À maneira de Bal Thackeray, que reina em Bombaim, Haider afirma que não participaria do governo. De fato, o que pode haver de mais fácil do que mexer os pauzinhos indiretamente, enquanto se mantém confortavelmente protegido "na sombra"? Mas o apoio do qual Thackeray desfruta vem principalmente dos habitantes pobres e mais marginalizados da cidade. Haider, a acreditarmos no teórico Karl Marcus Gauss, conseguiu realizar a mesma proeza, mas à moda européia. Como Le Pen na França ou Bossi na Itália, atraiu os favores da burguesia nova-rica. E, ainda seguindo Gauss, o que essa camada social detesta nos imigrantes não é a raça, mas a pobreza.
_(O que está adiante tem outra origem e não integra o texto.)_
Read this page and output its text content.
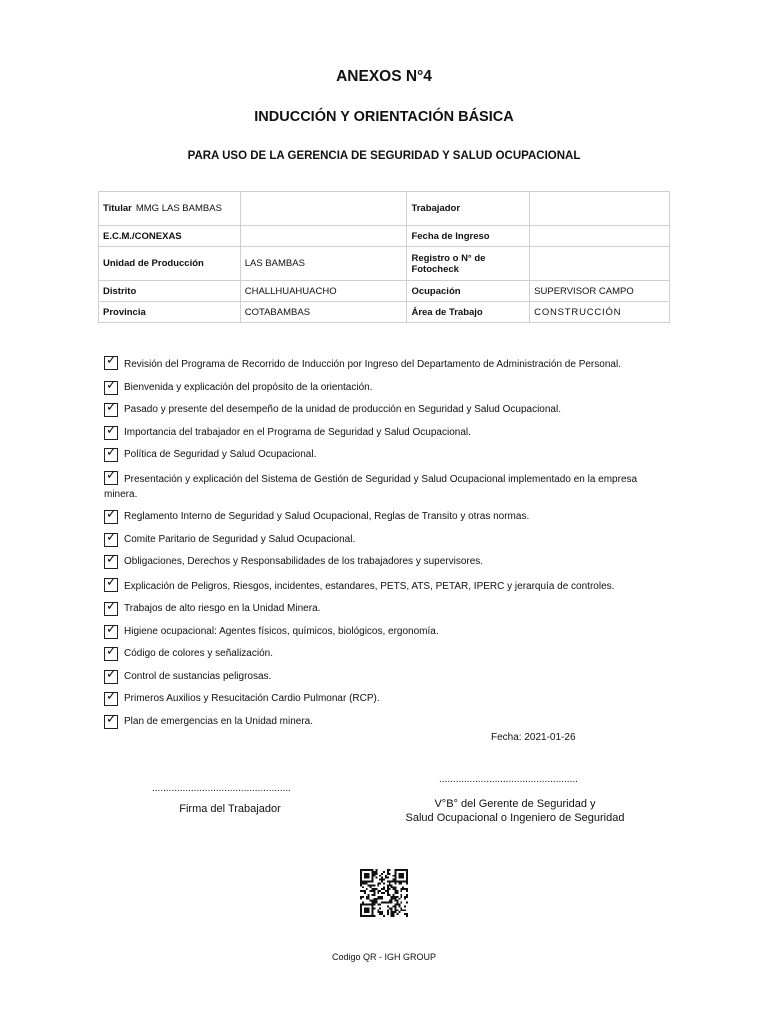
ANEXOS N°4
INDUCCIÓN Y ORIENTACIÓN BÁSICA
PARA USO DE LA GERENCIA DE SEGURIDAD Y SALUD OCUPACIONAL
Titular MMG LAS BAMBAS		Trabajador	
E.C.M./CONEXAS		Fecha de Ingreso	
Unidad de Producción	LAS BAMBAS	Registro o N° de Fotocheck	
Distrito	CHALLHUAHUACHO	Ocupación	SUPERVISOR CAMPO
Provincia	COTABAMBAS	Área de Trabajo	CONSTRUCCIÓN
✓ Revisión del Programa de Recorrido de Inducción por Ingreso del Departamento de Administración de Personal.
✓ Bienvenida y explicación del propósito de la orientación.
✓ Pasado y presente del desempeño de la unidad de producción en Seguridad y Salud Ocupacional.
✓ Importancia del trabajador en el Programa de Seguridad y Salud Ocupacional.
✓ Política de Seguridad y Salud Ocupacional.
✓ Presentación y explicación del Sistema de Gestión de Seguridad y Salud Ocupacional implementado en la empresa minera.
✓ Reglamento Interno de Seguridad y Salud Ocupacional, Reglas de Transito y otras normas.
✓ Comite Paritario de Seguridad y Salud Ocupacional.
✓ Obligaciones, Derechos y Responsabilidades de los trabajadores y supervisores.
✓ Explicación de Peligros, Riesgos, incidentes, estandares, PETS, ATS, PETAR, IPERC y jerarquía de controles.
✓ Trabajos de alto riesgo en la Unidad Minera.
✓ Higiene ocupacional: Agentes físicos, químicos, biológicos, ergonomía.
✓ Código de colores y señalización.
✓ Control de sustancias peligrosas.
✓ Primeros Auxilios y Resucitación Cardio Pulmonar (RCP).
✓ Plan de emergencias en la Unidad minera.
Fecha: 2021-01-26
..................................................
..................................................
Firma del Trabajador	V°B° del Gerente de Seguridad y
Salud Ocupacional o Ingeniero de Seguridad
Codigo QR - IGH GROUP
"O sistema é corrupto", afirmam os cartazes dos adversários de Kohl. Eles têm razão, mas a luta contra essa corrupção e a luta contra Haider devem ser uma só. A União Européia precisa empregar tanta energia para expulsar de suas fileiras os virtuoses do caixa-dois quanto para formar uma frente comum contra Haider.
No final da peça de Brecht, o ator que faz o papel de Ui vai até a frente do palco e se dirige diretamente ao público, precavendo-o contra os perigos da complacência. Ui/Hitler pode ter sido derrubado, lembra-nos, mas a cadela que o pariu está no cio outra vez. A União Européia precisa varrer logo a sua porta, se não quiser que a história se lembre dela como a encarnação mais moderna dessa cadela saída dos esgotos.


Salman Rushdie, escritor anglo-indiano, é autor de "Os Versos Satânicos", que motivou decreto religioso de morte contra ele no Irã.